On va jusqu’à traiter l’hôte bienveillant d’avare – lui si dis­pendieux de lui-même, de ses mérites, de ses dons. Son grand ami Louis – maître de conférences éternuant et toussant au point de souffler déplorablement la seule bougie – le dit même in­humain. Cox serait inhum­ain de lui faire souffrir ce froid. Où vont se faufiler les droits de l’Homme ? A quoi bon évoquer devant ces fonctionnaires paisibles l’intransigeance dans le dépassement de soi, le su­blime dans le sacrifice, l’homme né pour le tour­ment, comme les étin­celles volent vers le haut ?

Cox rallume la bougie après avoir gratté une allumette.

« J’ai vu la lumière ! dit-il. L’hiver est un mythe. »
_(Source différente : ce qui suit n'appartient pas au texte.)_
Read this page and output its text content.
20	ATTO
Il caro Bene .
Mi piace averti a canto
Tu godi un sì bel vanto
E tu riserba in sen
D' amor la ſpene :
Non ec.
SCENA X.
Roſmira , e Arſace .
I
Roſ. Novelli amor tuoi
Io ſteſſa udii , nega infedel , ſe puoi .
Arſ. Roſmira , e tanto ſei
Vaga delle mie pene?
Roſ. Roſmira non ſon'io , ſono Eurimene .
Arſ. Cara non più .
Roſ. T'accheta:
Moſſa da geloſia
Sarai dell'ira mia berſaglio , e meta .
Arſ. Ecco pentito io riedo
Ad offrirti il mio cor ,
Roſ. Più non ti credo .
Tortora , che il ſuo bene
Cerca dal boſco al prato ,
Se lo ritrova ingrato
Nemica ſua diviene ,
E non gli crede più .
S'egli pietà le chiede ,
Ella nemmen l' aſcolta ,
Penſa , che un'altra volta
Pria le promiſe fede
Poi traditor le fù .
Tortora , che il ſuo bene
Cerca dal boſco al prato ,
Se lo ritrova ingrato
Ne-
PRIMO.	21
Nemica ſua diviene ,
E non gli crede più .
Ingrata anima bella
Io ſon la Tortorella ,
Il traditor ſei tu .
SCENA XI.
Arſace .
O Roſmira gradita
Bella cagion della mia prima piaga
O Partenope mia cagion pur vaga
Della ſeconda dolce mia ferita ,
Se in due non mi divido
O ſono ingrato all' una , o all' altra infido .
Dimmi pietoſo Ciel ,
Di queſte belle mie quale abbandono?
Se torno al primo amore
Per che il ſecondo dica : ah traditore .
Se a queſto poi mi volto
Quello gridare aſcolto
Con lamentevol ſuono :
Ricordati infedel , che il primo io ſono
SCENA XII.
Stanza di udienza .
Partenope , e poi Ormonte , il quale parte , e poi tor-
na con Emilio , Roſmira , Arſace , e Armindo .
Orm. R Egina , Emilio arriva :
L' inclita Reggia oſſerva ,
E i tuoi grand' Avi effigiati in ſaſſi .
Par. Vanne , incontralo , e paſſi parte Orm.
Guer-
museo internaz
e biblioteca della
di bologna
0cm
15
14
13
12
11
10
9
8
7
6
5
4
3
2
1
Le cercle de ces messieurs de la culture – ivre de fureur – se met à danser une gigue idiote de mou­moutes, moufles, et chapkas russes de ratons la­veurs autour du fauteuil orthopédique d’Adrien Cox.

« La mort aussi. »

______

 

La bougie s’éteint et les voix s’estompent, bizarres, un peu noyées, ou ensommeillées, et rauques, comme enrouées de sécrétions. Plus de visage dans l’obscurité, mais nombre de visages se superposent à la même absence de visage et passent.

Chez soi, répit ou refuge ? Avoir la passion des autres est suspect. La vie sociale peut nous être si hostile et si fausse qu’elle contraint de se figurer comme un recours stratégique une vie privée qui n’est que solitude phy­sique alors qu’elle est traversée d’une multitude de parasites des conversatons de la société résonnant dans un château vide. Où se cacher ? L’équilibriste avisé sort danser sur son fil de chanvre un pas amusé, bien qu’il soit rempli de terreur, et, les larmes aux yeux, il cherche à faire silence dans le déploiement d’une parole souveraine.

Cox n’a jamais été plus intelligent. Ce n’est jamais bon signe. Il ne peut que mourir.